Through its notification dated 5th January, 2016 the FSSAI has added a new regulation to the Food Safety and Standards (Contaminants, toxins and Residues) Regulations, 2011. The new standards have been regulated after considering the objections and suggestions received with regard to the earlier July 2015, notification on melamine in milk and milk products. According to the amendment a new section has been added to the regulation called ‘Other contaminants’ in the Food Safety and Standards (Contaminants, toxins and Residues) Regulations, 2011. The new amended regulations will now be called the Food Safety and Standards (Contaminants, toxins and Residues) Amendment Regulations, 2016. The new regulation deals with the maximum levels of melamine in infant formula as well as other milk products. Once notified in the Official Gazette, the regulation will come into force with immediate effect.
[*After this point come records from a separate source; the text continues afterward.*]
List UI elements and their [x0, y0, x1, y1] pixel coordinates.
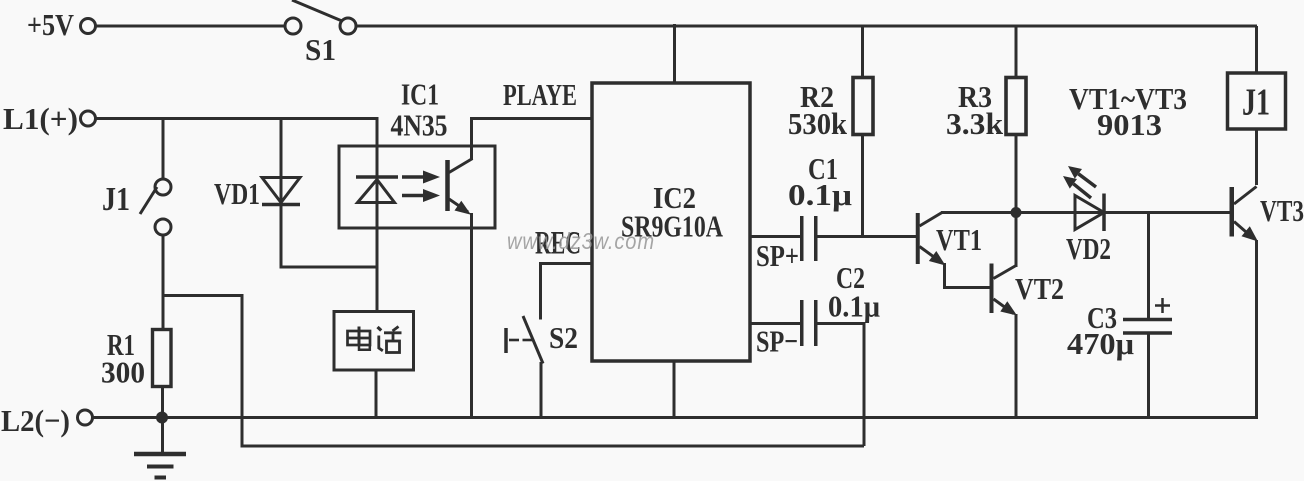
svg-text:S1: S1 — [305, 32, 336, 67]
wire rail to R3 — [1015, 26, 1018, 78]
svg-text:IC1: IC1 — [401, 77, 439, 112]
ground — [134, 418, 186, 478]
label dianhua (phone) — [348, 327, 402, 353]
svg-text:J1: J1 — [102, 181, 130, 218]
relay contact J1 — [140, 179, 171, 235]
wire node to C3 — [1147, 213, 1150, 320]
wire C3 to rail — [1147, 333, 1150, 418]
wire J1 to R1 — [162, 235, 165, 329]
svg-text:4N35: 4N35 — [391, 108, 448, 143]
wire R3 to node — [1015, 135, 1018, 213]
capacitor C2 — [802, 300, 816, 346]
svg-text:PLAYE: PLAYE — [503, 77, 577, 112]
wire L1 line — [96, 117, 379, 120]
wire VT3 emitter to rail — [1255, 240, 1258, 418]
box phone (dianhua) — [334, 312, 414, 371]
wire R1 to rail — [161, 386, 164, 418]
svg-text:VT1: VT1 — [936, 222, 982, 257]
svg-text:530k: 530k — [788, 106, 848, 141]
svg-text:J1: J1 — [1242, 82, 1270, 124]
wire IC2 Vcc pin — [673, 24, 676, 83]
wire return rail — [163, 296, 864, 447]
wire VD1 to phone branch — [281, 266, 376, 269]
svg-text:470μ: 470μ — [1067, 326, 1134, 361]
wire rail to J1 coil — [1255, 26, 1258, 73]
wire +5V to S1 — [96, 25, 286, 28]
wire J1 coil to VT3 collector — [1255, 129, 1258, 185]
svg-text:VT2: VT2 — [1015, 271, 1064, 306]
svg-text:SP−: SP− — [756, 324, 798, 359]
wire IC1 emitter to ground rail — [470, 213, 473, 418]
transistor VT2 — [992, 264, 1018, 316]
terminal +5V — [81, 19, 96, 34]
wire rail to R2 — [861, 26, 864, 78]
IC2 box — [592, 83, 750, 361]
svg-text:9013: 9013 — [1097, 107, 1162, 142]
wire VT1 collector to node — [941, 211, 1230, 214]
capacitor C3 — [1123, 298, 1172, 333]
transistor VT3 — [1232, 187, 1258, 242]
wire SP- — [750, 322, 800, 325]
terminal L2(-) — [78, 410, 93, 425]
wire VT2 emitter to rail — [1015, 314, 1018, 418]
wire S2 to ground rail — [540, 362, 543, 418]
switch S2 — [506, 316, 543, 364]
wire VT1 emitter to VT2 base — [945, 263, 990, 288]
svg-text:0.1μ: 0.1μ — [788, 177, 852, 212]
LED VD2 — [1063, 166, 1104, 231]
resistor R1 — [153, 330, 172, 387]
terminal L1(+) — [81, 111, 96, 126]
svg-text:+5V: +5V — [27, 7, 75, 42]
wire L1 to IC1 LED — [376, 117, 379, 313]
svg-text:L2(−): L2(−) — [1, 403, 70, 438]
svg-text:VT3: VT3 — [1260, 193, 1304, 228]
junction L2/R1 — [156, 412, 168, 424]
IC1 phototransistor — [448, 159, 473, 215]
diode VD1 — [262, 178, 300, 205]
wire C1 to VT1 base — [818, 235, 917, 238]
wire L1 to J1 contact — [162, 119, 165, 180]
svg-text:3.3k: 3.3k — [946, 106, 1004, 141]
switch S1 — [285, 0, 356, 34]
optocoupler IC1 box — [339, 146, 495, 228]
wire L2 rail — [93, 416, 1259, 419]
capacitor C1 — [802, 216, 816, 261]
svg-text:www.dz3w.com: www.dz3w.com — [507, 228, 655, 254]
wire L1 to VD1 — [280, 119, 283, 269]
svg-text:L1(+): L1(+) — [3, 101, 78, 136]
wire C2 to return rail — [818, 324, 865, 447]
IC1 internal LED — [356, 177, 398, 203]
wire R2 to SP+ node — [861, 135, 864, 239]
transistor VT1 — [918, 213, 946, 266]
svg-text:300: 300 — [101, 355, 145, 390]
svg-text:SP+: SP+ — [756, 238, 799, 273]
svg-text:VD2: VD2 — [1066, 231, 1111, 266]
svg-text:0.1μ: 0.1μ — [828, 289, 880, 324]
wire phone box to ground rail — [375, 370, 378, 418]
resistor R3 — [1006, 78, 1026, 135]
svg-text:S2: S2 — [549, 320, 578, 355]
wire VT2 collector to node — [1015, 213, 1018, 268]
junction node R3/VT1/VT2 — [1011, 207, 1022, 218]
wire IC1 collector to PLAYE — [470, 119, 473, 161]
wire SP+ — [750, 235, 800, 238]
wire IC2 ground pin — [673, 361, 676, 418]
wire REC — [541, 264, 593, 320]
svg-text:VD1: VD1 — [214, 176, 260, 211]
wire PLAYE — [470, 117, 592, 120]
relay coil J1 box — [1228, 73, 1286, 129]
resistor R2 — [853, 78, 873, 135]
IC1 coupling arrows — [402, 171, 440, 203]
wire top rail — [356, 25, 1257, 28]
The table below gives the maximum levels of melamine that can be found in the mentioned food products. These limits are the same as given in the Codex Alimentarius Commission.
|Sl.No.||Name of the contaminant||Food||Maximum level(mg/kg)|
|1.||Melamine||Powdered infant formula||1.0|
|Liquid infant formula||0.15|
The World health organisation (WHO) has defined melamine as “an organic base chemical most commonly found in the form of white crystals rich in nitrogen. Melamine is used in plastics, adhesives, countertops, dishware, whiteboards etc. However, there is a reason why melamine is used to adulterate milk. When water is added to raw milk it dilutes it and this lowers the protein content of the milk. Companies that use this diluted milk in liquid and powdered infant formula check the protein level of the raw milk by testing it for nitrogen content. If melamine has been added to the milk it will show a good level of nitrogen and therefore the milk will pass muster as being protein rich.
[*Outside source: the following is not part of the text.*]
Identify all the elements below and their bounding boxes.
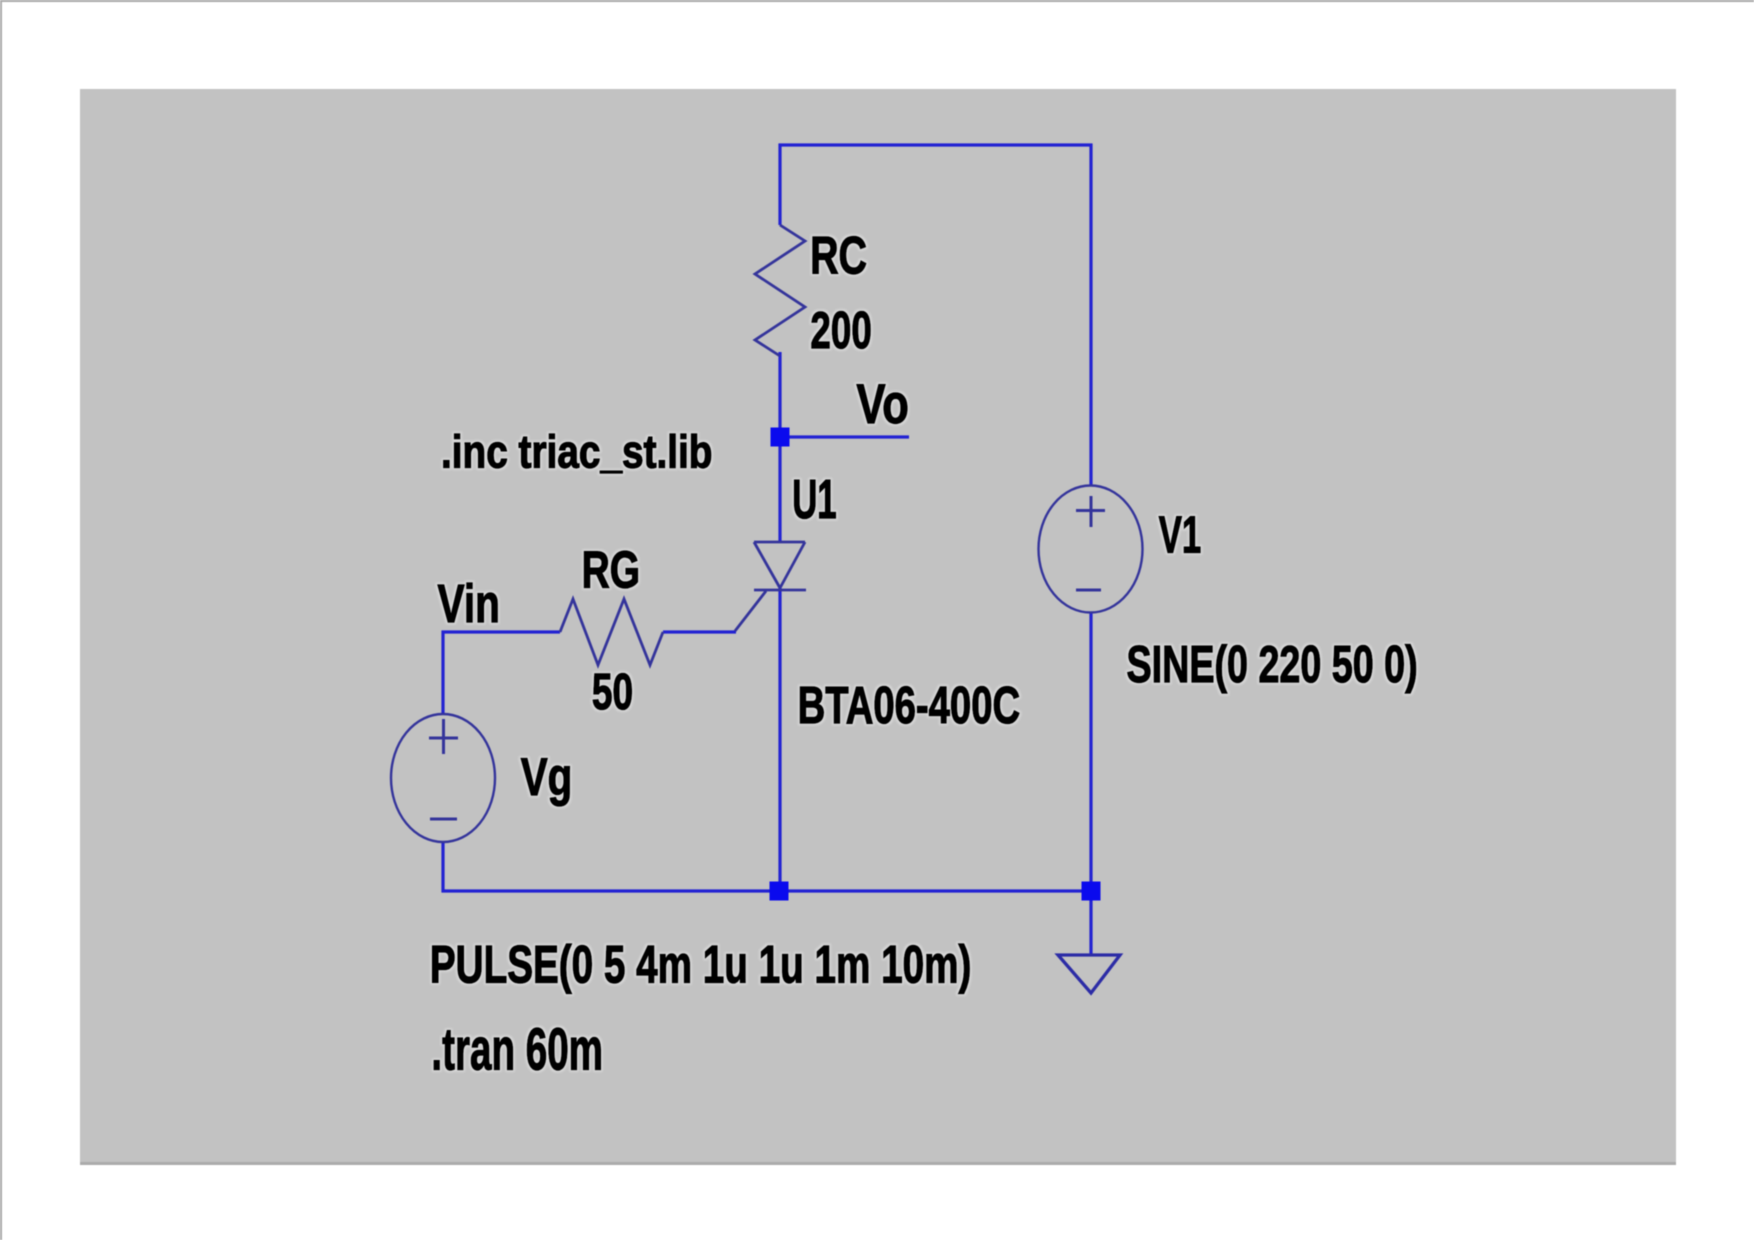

Melamine-contaminated milk can lead to kidney failure in infants. Melamine on its own has low toxicity. However, cyanuric acid is sometimes present in melamine powder and when the two make a combination it can lead to the formation of crystals. Once these crystals are formed they block the small tubes in the kidney which leads to kidney failure and even death.
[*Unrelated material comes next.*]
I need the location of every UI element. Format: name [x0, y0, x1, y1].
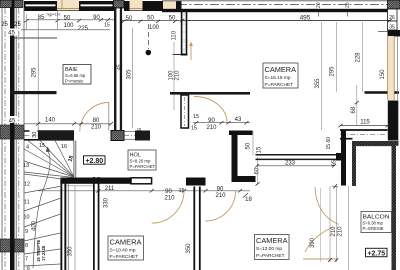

The methods used to test melamine earlier were rather complex, time-consuming and expensive. Recently a visibility test, which uses gold nanoparticles to detect melamine, was developed. If the milk is contaminated with melamine the gold nanoparticles will change colour from wine red to blue. The WHO has asked companies to find a swift method for detecting melamine. So now new screening equipment has been developed that can be used to detect concentrations of melamine in milk down to 0.1mg/kg and the sample analysis takes just few minutes. In many countries food manufacturers who deal with milk and milk products now use the newer screening technologies to ensure that the melamine is within the regulated limits. However, screening does not always catch very low limits of melamine, especially as required for liquid milk formula, so samples are also sent to accredited food testing laboratories.